No historically coherent, clear line can be discerned, it is an ideology made up of arbitrarily assembled set pieces that the man in the Kremlin is pursuing. Everything that has increased the size of Russia is good: strong tsars like his role model Alexander III, but also Lenin and Stalin. But the same Lenin is heavily criticized in Putin’s speech at the beginning of the war on February 24, 2022, because as Russians he and the Bolsheviks artificially created this actually non-existent Ukraine.

With such historical misrepresentations, which are often contradictory in themselves, the Kremlin ruler constructs a picture puzzle of Russia in which only size, power and violence are the guiding stars, a firmly established ideological world view that is internally coherent but is characterized by strong historical distortions. This is called historical politics: all political efforts are subordinated to the goal of returning to a glorified, (pseudo-)historical world of former greatness, which did not really exist in this form. And to which there can be no return either, because, as is well known, nothing that once was returns unchanged, and certainly not in the idealized blend of the best of all times.

Elements of rational planning and cool calculation remain recognizable in Putin, as he skillfully demonstrated to the West in Syria and elsewhere. But one thing is clear: This man only wants one thing, to increase Russia’s idealized greatness as the seemingly greatest power in the world, and all this under him as the one who restored this power to Russia and led the country to the top of the nations.

An army psychiatrist who was able to observe Hitler regularly for a long time once diagnosed “defective psychosis with overvalued ideas”. A parallel seems to be opening up here, even if Putin may not yet have dived completely out of reach into these worlds, and yet it remains an unsettling thought.

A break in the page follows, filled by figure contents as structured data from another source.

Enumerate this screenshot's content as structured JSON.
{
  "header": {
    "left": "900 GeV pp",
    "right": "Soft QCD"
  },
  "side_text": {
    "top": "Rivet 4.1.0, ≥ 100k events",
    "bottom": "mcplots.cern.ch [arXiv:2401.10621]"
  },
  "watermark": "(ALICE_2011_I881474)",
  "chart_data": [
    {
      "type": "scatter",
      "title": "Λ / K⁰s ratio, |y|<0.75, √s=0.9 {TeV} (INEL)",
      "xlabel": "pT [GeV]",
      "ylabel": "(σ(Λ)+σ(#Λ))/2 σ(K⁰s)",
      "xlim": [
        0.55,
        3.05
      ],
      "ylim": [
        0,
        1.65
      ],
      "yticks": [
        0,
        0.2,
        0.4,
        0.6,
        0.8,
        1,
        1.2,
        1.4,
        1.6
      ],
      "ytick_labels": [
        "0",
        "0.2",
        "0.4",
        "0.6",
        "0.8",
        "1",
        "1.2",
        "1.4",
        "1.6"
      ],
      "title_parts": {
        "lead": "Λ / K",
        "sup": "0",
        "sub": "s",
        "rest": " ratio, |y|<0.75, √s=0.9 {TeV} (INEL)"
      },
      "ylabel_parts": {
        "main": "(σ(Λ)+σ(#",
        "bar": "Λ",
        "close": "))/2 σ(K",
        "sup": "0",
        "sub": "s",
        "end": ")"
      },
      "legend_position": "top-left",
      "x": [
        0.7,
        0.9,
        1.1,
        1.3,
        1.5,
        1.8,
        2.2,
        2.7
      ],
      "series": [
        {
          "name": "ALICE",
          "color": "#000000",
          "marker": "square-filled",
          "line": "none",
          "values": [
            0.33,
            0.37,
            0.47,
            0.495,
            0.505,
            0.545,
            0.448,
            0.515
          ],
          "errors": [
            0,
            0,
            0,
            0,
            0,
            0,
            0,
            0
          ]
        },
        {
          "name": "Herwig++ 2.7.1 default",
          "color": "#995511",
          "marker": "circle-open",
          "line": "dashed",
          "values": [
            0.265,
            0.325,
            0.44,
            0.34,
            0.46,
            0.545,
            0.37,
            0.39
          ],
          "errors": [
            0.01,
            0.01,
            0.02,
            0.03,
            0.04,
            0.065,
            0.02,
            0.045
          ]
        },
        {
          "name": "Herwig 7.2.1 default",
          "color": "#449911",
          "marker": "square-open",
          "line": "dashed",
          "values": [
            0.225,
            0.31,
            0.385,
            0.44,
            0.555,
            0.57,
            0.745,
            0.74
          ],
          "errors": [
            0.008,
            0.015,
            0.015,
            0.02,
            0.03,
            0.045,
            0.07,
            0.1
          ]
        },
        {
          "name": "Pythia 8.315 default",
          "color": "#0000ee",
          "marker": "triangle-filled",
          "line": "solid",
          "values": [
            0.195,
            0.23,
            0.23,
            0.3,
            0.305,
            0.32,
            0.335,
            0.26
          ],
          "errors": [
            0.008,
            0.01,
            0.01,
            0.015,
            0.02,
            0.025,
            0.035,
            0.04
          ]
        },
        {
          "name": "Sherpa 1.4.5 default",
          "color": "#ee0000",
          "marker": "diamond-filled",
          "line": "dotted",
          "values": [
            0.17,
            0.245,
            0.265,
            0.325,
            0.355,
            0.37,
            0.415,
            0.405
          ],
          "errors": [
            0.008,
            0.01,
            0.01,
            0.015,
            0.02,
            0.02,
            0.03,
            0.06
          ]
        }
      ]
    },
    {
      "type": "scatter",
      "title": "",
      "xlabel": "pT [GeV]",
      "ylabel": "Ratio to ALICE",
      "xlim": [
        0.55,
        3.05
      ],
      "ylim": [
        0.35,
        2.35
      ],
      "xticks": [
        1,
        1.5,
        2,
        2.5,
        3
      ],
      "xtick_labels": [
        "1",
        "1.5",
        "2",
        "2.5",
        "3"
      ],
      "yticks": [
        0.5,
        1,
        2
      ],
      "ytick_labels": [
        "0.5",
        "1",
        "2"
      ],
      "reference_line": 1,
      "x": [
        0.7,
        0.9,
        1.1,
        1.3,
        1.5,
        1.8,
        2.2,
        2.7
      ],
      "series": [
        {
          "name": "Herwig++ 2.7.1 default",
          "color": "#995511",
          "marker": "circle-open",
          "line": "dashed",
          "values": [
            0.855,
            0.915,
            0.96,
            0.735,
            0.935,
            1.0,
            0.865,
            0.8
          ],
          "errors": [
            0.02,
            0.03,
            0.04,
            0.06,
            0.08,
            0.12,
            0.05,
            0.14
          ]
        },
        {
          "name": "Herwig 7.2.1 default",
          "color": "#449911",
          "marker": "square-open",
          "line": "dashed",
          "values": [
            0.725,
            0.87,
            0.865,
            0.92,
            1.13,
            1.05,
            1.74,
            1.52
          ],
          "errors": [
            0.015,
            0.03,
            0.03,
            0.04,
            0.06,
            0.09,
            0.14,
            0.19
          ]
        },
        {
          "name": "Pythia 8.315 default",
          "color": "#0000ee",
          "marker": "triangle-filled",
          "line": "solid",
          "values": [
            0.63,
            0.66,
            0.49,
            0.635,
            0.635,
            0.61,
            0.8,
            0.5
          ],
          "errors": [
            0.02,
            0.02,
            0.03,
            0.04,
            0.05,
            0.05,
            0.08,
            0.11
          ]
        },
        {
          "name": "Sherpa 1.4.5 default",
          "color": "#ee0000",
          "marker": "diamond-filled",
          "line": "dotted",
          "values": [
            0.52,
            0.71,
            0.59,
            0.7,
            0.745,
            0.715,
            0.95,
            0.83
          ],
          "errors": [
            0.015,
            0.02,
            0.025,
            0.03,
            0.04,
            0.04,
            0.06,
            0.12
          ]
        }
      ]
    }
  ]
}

It is true that most of the great nations have repeatedly indulged delusions of their chosenness, not just Hitler. But it always depends on how far these thoughts are from reality: The British, for example, really ruled large parts of the world with their empire for a long time, and the USA also achieved mid-and – after the collapse of the Soviet Union – towards the end of the 20th century even more clearly an unchallenged and prominent role in the world.

In the case of Russia, however, it has never come close to doing so, because the other side, apart from the ability to use force, has always been missing: trade, innovation, legitimate institutions and the rule of law. You can’t build an empire on violence alone. But it remains more than questionable whether such differentiations will still reach Putin and his circle of leaders in their ideology beyond sober rationality.